Гений местечка
Кира Долинина о графике Меера Аксельрода в галерее ПРОУН
Эта выставка о еврействе. Не о страстном сионизме тех, кому хватило духа и сил строить на давно чужих землях Палестины свой рай земной. Не о еврейском происхождении тех, кто вырвался из черты оседлости, чтобы завоевать столицы и никогда больше о людях в картузах, мальчиках со скрипками и кособоких домишках с еженедельными шабатными свечами не вспоминать. Не о еврействе победителей, а о еврействе слабых маленьких людей, в словаре которых слова "погром" и "изгнание" были синонимами обыденной жизни.
В начале ХХ века это было общим прошлым для множества больших ученых и художников, революционеров и писателей, врачей и адвокатов, но мало кто имел столько внутренней свободы, чтобы позволить себе об этом публично вспоминать. Для художника Меера Аксельрода (1902-1970) эта тема не была главной, чему доказательством могут быть те его выставки, которые Москва видела в последние годы. Но евреи местечкового детства появлялись в его творчестве регулярно. Галерея ПРОУН сочинила из этих следов ушедшей натуры целую историю. Ее будет рассказывать графика художника. Ход очень логичный. Если живопись Аксельрода несет на себе явные следы влияния выходцев из "парижской школы", которых во вхутемасовском кругу и около него было немало, то рисунок оставляет впечатление куда более интимных (читай — естественных) штудий. 70 работ, датированных между 1921 и 1930 годами, в основном карандашные портреты и несколько многофигурных композиций. Большинство листов относятся к "экспедициям" Аксельрода в белорусские еврейские поселения. Местечковые типы, местечковый быт, местечковая мифология и историческая память.
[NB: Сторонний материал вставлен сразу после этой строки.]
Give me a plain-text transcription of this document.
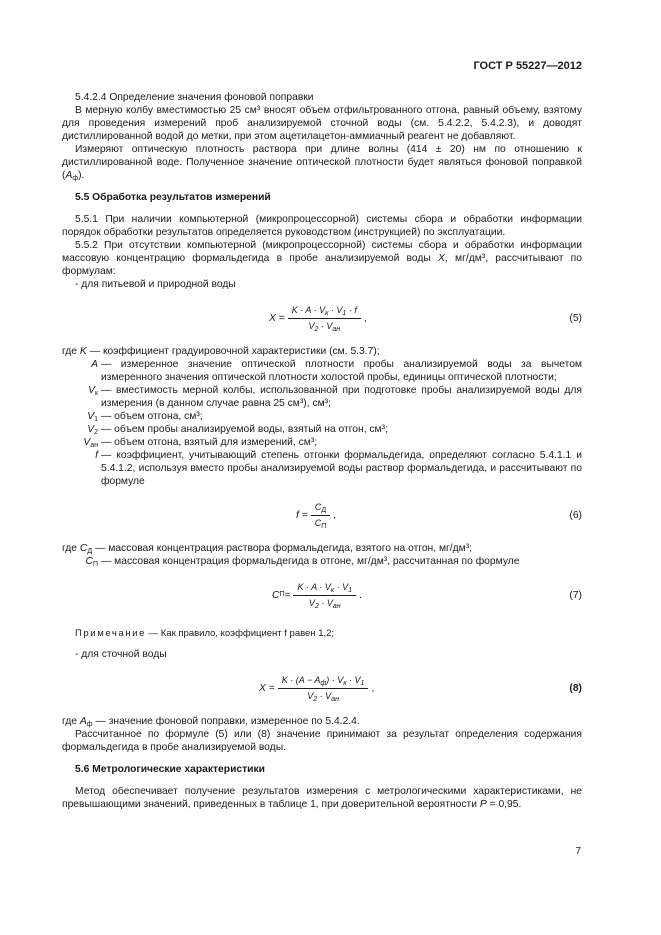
ГОСТ Р 55227—2012

5.4.2.4 Определение значения фоновой поправки

В мерную колбу вместимостью 25 см³ вносят объем отфильтрованного отгона, равный объему, взятому для проведения измерений проб анализируемой сточной воды (см. 5.4.2.2, 5.4.2.3), и доводят дистиллированной водой до метки, при этом ацетилацетон-аммиачный реагент не добавляют.

Измеряют оптическую плотность раствора при длине волны (414 ± 20) нм по отношению к дистиллированной воде. Полученное значение оптической плотности будет являться фоновой поправкой $(A_ф)$.

5.5 Обработка результатов измерений

5.5.1 При наличии компьютерной (микропроцессорной) системы сбора и обработки информации порядок обработки результатов определяется руководством (инструкцией) по эксплуатации.

5.5.2 При отсутствии компьютерной (микропроцессорной) системы сбора и обработки информации массовую концентрацию формальдегида в пробе анализируемой воды X, мг/дм³, рассчитывают по формулам:

- для питьевой и природной воды

$X = \frac{K \cdot A \cdot V_к \cdot V_1 \cdot f}{V_2 \cdot V_{ан}}$ ,	(5)
где K — коэффициент градуировочной характеристики (см. 5.3.7);
A — измеренное значение оптической плотности пробы анализируемой воды за вычетом измеренного значения оптической плотности холостой пробы, единицы оптической плотности;
$V_к$ — вместимость мерной колбы, использованной при подготовке пробы анализируемой воды для измерения (в данном случае равна 25 см³), см³;
$V_1$ — объем отгона, см³;
$V_2$ — объем пробы анализируемой воды, взятый на отгон, см³;
$V_{ан}$ — объем отгона, взятый для измерений, см³;
f — коэффициент, учитывающий степень отгонки формальдегида, определяют согласно 5.4.1.1 и 5.4.1.2, используя вместо пробы анализируемой воды раствор формальдегида, и рассчитывают по формуле
$f = \frac{C_Д}{C_П}$ ,	(6)
где $C_Д$ — массовая концентрация раствора формальдегида, взятого на отгон, мг/дм³;
$C_П$ — массовая концентрация формальдегида в отгоне, мг/дм³, рассчитанная по формуле
C $П = \frac{K \cdot A \cdot V_к \cdot V_1}{V_2 \cdot V_{ан}}$ .	(7)

Примечание — Как правило, коэффициент f равен 1,2;

- для сточной воды

$X = \frac{K \cdot (A - A_ф) \cdot V_к \cdot V_1}{V_2 \cdot V_{ан}}$ ,	(8)
где $A_ф$ — значение фоновой поправки, измеренное по 5.4.2.4.

Рассчитанное по формуле (5) или (8) значение принимают за результат определения содержания формальдегида в пробе анализируемой воды.

5.6 Метрологические характеристики

Метод обеспечивает получение результатов измерения с метрологическими характеристиками, не превышающими значений, приведенных в таблице 1, при доверительной вероятности P = 0,95.

7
Для мальчика из местечка Молодечно Виленской губернии, чью семью вместе с другими еврейскими семьями казаки выгнали с оказавшейся прифронтовой полосой Первой мировой войны земли, все это — собственный быт и собственная история. Так сперва и хочется воспринимать эту кажущуюся почти что одной серией выставку. Однако тут в игру вступает та художественная реальность, которая и есть точка разделения художника-этнографа и просто художника. Все эти грустные дети и изможденные старики, безусловно, написаны с натуры. Все эти изгнания и погромы также, безусловно, происходили на глазах у будущего художника Аксельрода. Но прошедший школы Минска и Витебска, проучившийся во ВХУТЕМАСе у Фаворского, Поповой, Родченко, Древина, Удальцовой, сам преподававший во ВХУТЕИНе, выставлявшийся на выставках общества "4 искусства" с Петровым-Водкиным, Фальком, Эль Лисицким, Малевичем, Сарьяном, художник несет в себе заряд уже совсем иных влияний.
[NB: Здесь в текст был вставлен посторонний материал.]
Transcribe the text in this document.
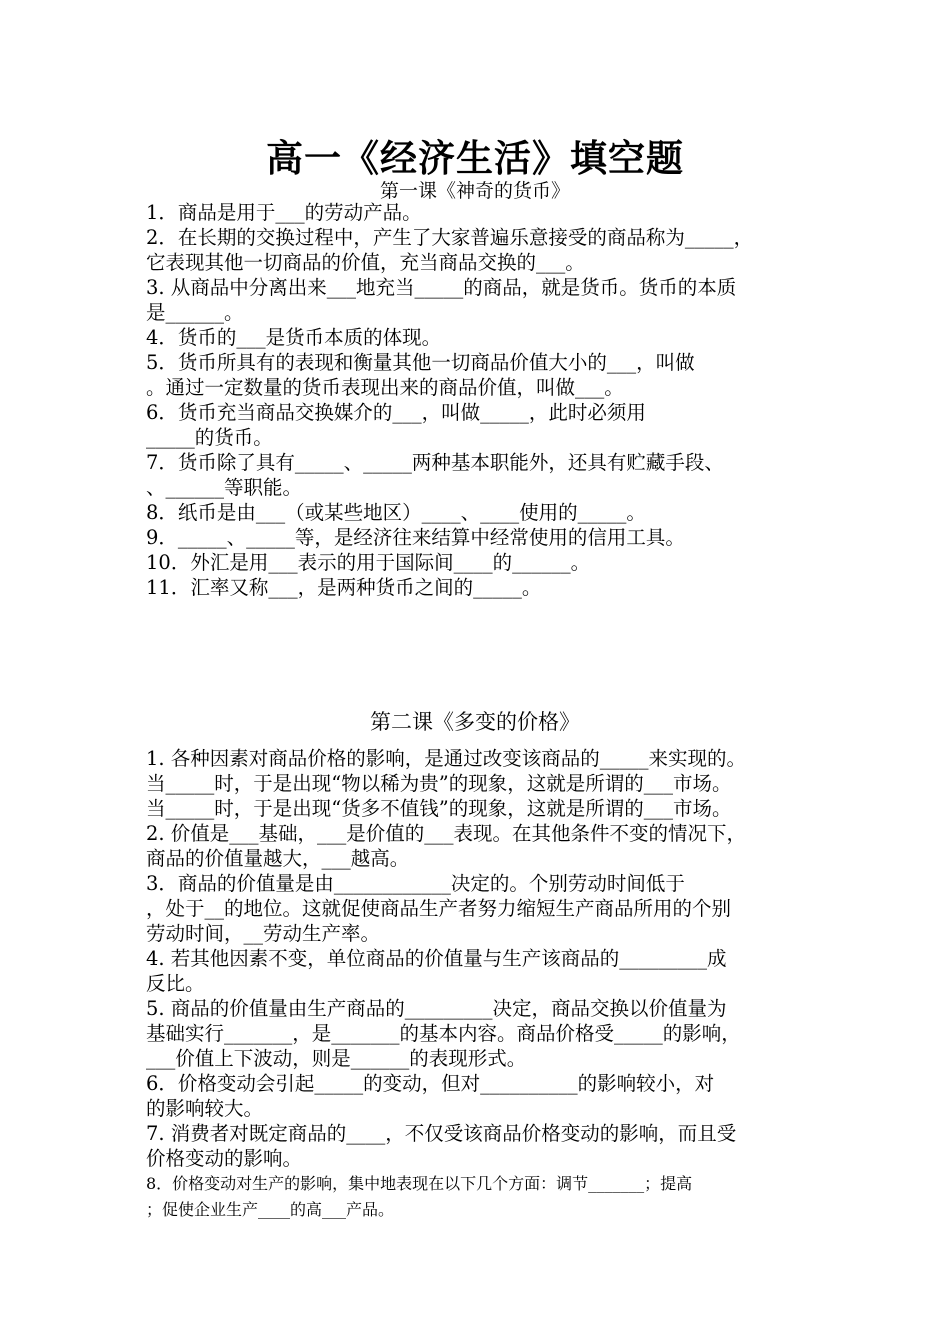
高一《经济生活》填空题
第一课《神奇的货币》
1．商品是用于___的劳动产品。
2．在长期的交换过程中，产生了大家普遍乐意接受的商品称为_____，
它表现其他一切商品的价值，充当商品交换的___。
3. 从商品中分离出来___地充当_____的商品，就是货币。货币的本质
是______。
4．货币的___是货币本质的体现。
5．货币所具有的表现和衡量其他一切商品价值大小的___，叫做
。通过一定数量的货币表现出来的商品价值，叫做___。
6．货币充当商品交换媒介的___，叫做_____，此时必须用
_____的货币。
7．货币除了具有_____、_____两种基本职能外，还具有贮藏手段、
、______等职能。
8．纸币是由___（或某些地区）____、____使用的_____。
9．_____、_____等，是经济往来结算中经常使用的信用工具。
10．外汇是用___表示的用于国际间____的______。
11．汇率又称___，是两种货币之间的_____。
第二课《多变的价格》
1. 各种因素对商品价格的影响，是通过改变该商品的_____来实现的。
当_____时，于是出现“物以稀为贵”的现象，这就是所谓的___市场。
当_____时，于是出现“货多不值钱”的现象，这就是所谓的___市场。
2. 价值是___基础，___是价值的___表现。在其他条件不变的情况下，
商品的价值量越大，___越高。
3．商品的价值量是由____________决定的。个别劳动时间低于
，处于__的地位。这就促使商品生产者努力缩短生产商品所用的个别
劳动时间，__劳动生产率。
4. 若其他因素不变，单位商品的价值量与生产该商品的_________成
反比。
5. 商品的价值量由生产商品的_________决定，商品交换以价值量为
基础实行_______，是_______的基本内容。商品价格受_____的影响，
___价值上下波动，则是______的表现形式。
6．价格变动会引起_____的变动，但对__________的影响较小，对
的影响较大。
7. 消费者对既定商品的____，不仅受该商品价格变动的影响，而且受
价格变动的影响。
8．价格变动对生产的影响，集中地表现在以下几个方面：调节_______；提高
；促使企业生产____的高___产品。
Его портреты по-европейски жесткие. Его фронтальные сцены столь же "национальны", сколь "национальны" полотна, например, Ларионова. Его рисунки пером почти иероглифичны. А его "большой жанр" — многофигурные сцены разного рода изгнаний евреев из местечка и бегств от погромов — плоть от плоти европейской классической гравюры, и прежде всего, конечно, Рембрандта. Ирония заключается еще и в том, что "изгнание евреев" и "отдых на пути..." есть центральные сюжеты новозаветной иконографии, о которой выпускнику хедера даже и знать-то не полагалось. Все это можно читать, предлагают кураторы выставки, как пророческий реквием по уходящей натуре еврейского местечка. А можно — как разговор о вневременной трагедии народа-изгоя, говорить о которой стоит высоким слогом большого европейского искусства.